Romero made his professional MMA debut way back in 2004. With a background in wrestling, Tat had his first wrestling match at three or four years old. He also played football as a youth. When he was finished with wrestling in college, he needed something to replace the sport he loved, and MMA filled that niche for him.
In LFC, Romero faced Isiah Pitts (6-3) in 2016, winning in the first round by choke. After the fight, Romero retired from the sport, but came back in 2017 to fight again and add another victory to his record.
“I beat Isiah Pitts in exactly the way I’d been planning. I took him down and forced my will. I knew he’d be long in his punches, so wanted to see how he was on his back. I was better on top than he was on his back. I retired after the fight. Things happened in my personal life since then and I feel I retired for the wrong reasons.”
In their previous fight, The Ultimate Fighter veteran Dane Sayers shattered Romero’s nasal socket during the second round. The cage was covered in blood and Romero showed his heart and determination, fighting through to the victory.
“It was the toughest fight I had to date. I’m very prepared going in to this one. I’m back with my original striking coach. I’ve been working on a lot of stuff. I’ve also working on fighting southpaws. I’ve fought only one before and that was Dane.”
Romero is proud of his racial heritage, having Native American blood, French Chippewa on his mother’s side and Mexican/Apache on his father’s. He has a strong sense of community, and tries to give back when he can. Last year, Romero was coaching wrestling, but decided to take a break this season.
“I went through a divorce and wanted to spend time with my son. I removed a few things out of my life, and coaching was one. I moved nearer to him, and the majority of my week is spent working, training and spending time with him.”
Romero isn’t concerned if the fight is a quick one or goes the distance.
“I always train to go the whole distance. I’ve been working on my striking, but I don’t ever quit working my ground game and looking to improve that. I go to Tony Renzalia for strength and conditioning. He has been doing a lot of work with me throughout the week, week in, week out. I’m hoping to have perfected everything to get me the W.”

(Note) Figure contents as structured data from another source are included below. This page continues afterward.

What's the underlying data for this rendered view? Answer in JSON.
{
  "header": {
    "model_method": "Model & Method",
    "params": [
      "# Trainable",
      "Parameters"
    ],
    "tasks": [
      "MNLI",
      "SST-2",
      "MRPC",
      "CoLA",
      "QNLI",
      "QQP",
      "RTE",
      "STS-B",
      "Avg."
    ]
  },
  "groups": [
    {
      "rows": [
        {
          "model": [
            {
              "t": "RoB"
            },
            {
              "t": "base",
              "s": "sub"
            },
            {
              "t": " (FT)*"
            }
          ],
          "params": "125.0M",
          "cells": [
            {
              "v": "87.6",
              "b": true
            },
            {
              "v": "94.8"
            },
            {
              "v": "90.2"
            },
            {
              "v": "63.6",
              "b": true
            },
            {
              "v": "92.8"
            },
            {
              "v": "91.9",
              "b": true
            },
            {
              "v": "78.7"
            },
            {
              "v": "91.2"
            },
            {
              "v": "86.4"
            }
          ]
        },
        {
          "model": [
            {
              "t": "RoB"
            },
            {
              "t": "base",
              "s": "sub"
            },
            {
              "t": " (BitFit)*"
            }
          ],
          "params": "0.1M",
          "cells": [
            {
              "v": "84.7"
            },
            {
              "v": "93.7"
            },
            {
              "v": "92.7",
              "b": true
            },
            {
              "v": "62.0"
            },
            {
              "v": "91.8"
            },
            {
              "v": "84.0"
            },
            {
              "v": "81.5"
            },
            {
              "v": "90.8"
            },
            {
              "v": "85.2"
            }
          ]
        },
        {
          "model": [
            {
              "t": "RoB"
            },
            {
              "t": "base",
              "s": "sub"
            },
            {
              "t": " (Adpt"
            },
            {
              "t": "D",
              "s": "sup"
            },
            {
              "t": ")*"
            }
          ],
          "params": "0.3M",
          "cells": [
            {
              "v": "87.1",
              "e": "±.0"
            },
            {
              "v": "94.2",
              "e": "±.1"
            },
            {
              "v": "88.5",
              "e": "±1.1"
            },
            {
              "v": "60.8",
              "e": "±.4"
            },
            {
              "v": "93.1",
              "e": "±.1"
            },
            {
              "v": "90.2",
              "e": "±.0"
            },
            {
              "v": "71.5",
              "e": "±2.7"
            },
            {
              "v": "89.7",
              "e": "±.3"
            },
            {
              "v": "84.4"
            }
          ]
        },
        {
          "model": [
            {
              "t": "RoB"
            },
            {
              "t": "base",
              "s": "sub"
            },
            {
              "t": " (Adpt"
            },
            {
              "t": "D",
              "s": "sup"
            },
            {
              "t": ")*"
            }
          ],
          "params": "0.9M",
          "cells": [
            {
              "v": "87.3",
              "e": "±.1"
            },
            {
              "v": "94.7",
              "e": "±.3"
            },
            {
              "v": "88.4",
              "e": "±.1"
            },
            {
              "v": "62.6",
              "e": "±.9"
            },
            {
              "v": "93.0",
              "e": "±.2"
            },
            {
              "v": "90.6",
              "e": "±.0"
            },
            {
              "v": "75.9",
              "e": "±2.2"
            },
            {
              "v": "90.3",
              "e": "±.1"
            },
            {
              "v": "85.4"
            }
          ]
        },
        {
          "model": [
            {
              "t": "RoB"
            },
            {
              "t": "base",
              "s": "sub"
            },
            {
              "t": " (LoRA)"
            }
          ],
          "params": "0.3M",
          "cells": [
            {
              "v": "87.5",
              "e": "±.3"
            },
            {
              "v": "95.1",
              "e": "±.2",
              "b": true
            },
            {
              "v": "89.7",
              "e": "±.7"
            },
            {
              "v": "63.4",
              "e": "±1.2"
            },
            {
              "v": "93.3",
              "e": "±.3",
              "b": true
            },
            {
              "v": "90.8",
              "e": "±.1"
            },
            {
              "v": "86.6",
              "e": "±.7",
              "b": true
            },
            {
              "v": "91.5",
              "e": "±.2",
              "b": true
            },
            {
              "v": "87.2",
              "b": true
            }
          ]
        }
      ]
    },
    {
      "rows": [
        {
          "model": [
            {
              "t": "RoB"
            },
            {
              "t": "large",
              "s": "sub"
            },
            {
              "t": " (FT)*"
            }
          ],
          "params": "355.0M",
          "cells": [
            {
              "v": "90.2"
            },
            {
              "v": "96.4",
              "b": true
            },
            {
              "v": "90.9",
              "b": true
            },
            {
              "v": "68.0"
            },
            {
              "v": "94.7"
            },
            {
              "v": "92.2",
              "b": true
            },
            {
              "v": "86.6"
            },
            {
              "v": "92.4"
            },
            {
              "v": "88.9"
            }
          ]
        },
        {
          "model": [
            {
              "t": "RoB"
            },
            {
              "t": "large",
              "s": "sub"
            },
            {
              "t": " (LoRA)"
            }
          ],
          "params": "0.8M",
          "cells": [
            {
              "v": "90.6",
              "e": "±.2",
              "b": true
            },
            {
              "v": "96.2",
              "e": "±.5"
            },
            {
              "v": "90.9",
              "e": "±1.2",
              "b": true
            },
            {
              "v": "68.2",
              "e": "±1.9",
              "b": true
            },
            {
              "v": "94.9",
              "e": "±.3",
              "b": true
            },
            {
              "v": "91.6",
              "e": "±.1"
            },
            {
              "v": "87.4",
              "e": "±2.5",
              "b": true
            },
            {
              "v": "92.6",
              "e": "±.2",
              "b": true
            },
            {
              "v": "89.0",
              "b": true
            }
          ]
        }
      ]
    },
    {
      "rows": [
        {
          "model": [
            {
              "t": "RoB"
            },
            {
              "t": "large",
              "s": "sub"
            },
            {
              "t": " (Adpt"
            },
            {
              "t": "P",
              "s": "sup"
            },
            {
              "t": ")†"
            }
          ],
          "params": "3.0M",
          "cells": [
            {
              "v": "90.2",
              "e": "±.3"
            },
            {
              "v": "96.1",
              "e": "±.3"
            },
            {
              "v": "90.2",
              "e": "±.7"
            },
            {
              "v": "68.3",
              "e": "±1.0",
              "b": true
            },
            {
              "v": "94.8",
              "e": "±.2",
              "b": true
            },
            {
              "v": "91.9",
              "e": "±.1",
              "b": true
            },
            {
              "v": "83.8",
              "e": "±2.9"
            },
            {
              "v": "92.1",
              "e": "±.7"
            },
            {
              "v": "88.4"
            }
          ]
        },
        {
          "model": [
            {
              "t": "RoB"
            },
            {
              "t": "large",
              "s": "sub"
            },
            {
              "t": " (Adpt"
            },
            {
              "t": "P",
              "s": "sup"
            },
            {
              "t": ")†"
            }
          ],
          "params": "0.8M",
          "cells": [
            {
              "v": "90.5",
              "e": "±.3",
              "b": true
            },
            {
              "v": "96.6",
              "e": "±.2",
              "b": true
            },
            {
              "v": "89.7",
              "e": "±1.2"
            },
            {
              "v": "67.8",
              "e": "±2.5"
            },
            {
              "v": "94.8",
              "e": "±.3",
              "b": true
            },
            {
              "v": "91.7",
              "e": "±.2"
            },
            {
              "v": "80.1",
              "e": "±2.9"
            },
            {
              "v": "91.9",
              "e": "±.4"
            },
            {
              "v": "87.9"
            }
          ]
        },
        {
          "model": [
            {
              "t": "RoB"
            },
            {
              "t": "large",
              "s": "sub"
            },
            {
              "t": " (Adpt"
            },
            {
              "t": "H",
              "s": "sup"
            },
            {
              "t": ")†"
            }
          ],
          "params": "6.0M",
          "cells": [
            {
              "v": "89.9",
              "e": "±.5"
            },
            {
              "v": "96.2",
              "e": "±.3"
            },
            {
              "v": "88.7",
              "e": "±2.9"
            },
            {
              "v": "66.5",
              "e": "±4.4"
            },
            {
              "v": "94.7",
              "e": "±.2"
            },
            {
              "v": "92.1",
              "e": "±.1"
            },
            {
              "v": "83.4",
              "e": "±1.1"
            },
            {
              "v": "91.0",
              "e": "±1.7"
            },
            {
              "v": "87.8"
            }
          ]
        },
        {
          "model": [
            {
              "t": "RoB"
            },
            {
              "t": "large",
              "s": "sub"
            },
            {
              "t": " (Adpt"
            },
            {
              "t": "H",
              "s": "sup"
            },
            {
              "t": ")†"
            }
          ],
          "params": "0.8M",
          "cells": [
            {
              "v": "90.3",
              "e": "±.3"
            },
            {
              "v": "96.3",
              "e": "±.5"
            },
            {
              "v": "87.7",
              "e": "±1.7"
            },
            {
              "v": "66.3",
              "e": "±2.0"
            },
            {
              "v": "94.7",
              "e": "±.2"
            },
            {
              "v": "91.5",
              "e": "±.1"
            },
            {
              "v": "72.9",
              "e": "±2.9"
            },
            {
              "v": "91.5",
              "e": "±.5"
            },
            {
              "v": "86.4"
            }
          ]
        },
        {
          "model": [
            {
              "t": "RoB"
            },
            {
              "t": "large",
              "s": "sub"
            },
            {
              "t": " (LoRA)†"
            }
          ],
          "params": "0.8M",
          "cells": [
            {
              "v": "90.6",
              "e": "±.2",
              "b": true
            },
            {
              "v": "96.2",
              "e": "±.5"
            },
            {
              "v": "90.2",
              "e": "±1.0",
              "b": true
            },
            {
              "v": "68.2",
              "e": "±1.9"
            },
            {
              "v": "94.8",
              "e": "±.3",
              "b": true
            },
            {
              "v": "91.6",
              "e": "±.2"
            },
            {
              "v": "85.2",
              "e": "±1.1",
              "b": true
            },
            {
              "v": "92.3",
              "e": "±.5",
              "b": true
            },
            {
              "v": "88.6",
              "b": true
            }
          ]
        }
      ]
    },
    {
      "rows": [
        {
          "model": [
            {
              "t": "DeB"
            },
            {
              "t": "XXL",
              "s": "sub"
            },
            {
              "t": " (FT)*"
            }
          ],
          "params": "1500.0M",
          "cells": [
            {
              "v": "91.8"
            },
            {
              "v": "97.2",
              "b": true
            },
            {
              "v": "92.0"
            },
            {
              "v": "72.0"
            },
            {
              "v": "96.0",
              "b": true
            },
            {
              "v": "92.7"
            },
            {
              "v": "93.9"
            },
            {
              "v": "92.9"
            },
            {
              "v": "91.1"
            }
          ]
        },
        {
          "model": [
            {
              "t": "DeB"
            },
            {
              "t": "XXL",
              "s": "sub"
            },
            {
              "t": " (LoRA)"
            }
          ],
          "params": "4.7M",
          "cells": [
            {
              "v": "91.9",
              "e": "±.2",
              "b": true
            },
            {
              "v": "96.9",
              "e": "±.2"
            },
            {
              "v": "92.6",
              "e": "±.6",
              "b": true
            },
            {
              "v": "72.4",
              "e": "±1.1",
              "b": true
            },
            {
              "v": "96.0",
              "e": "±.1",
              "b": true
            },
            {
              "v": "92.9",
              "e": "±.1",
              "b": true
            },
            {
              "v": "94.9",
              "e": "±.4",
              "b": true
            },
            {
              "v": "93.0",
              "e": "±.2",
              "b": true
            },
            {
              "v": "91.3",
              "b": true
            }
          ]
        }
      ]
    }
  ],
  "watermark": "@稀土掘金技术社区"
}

As for what comes next, Tat is taking a “we’ll see” attitude.
“Next, I’ll drink some Budweiser, after that I have no idea. I’ll ride my bike, drink some beer and enjoy my time with the family. Every fight from now on has the potential to be my last. If I retire, then I’ll walk away quietly. I’ll play it fight by fight and see what happens.
“I’d like to thank War Tribe Gear and Native American Fighter. Also Grit Mouthguards sponsor me. I also want to thank Palmers Tavern in Hibbing and Sawmill Saloon in Virginia. They’ve both been good to me this camp. They’re the two best bars on the range as well.”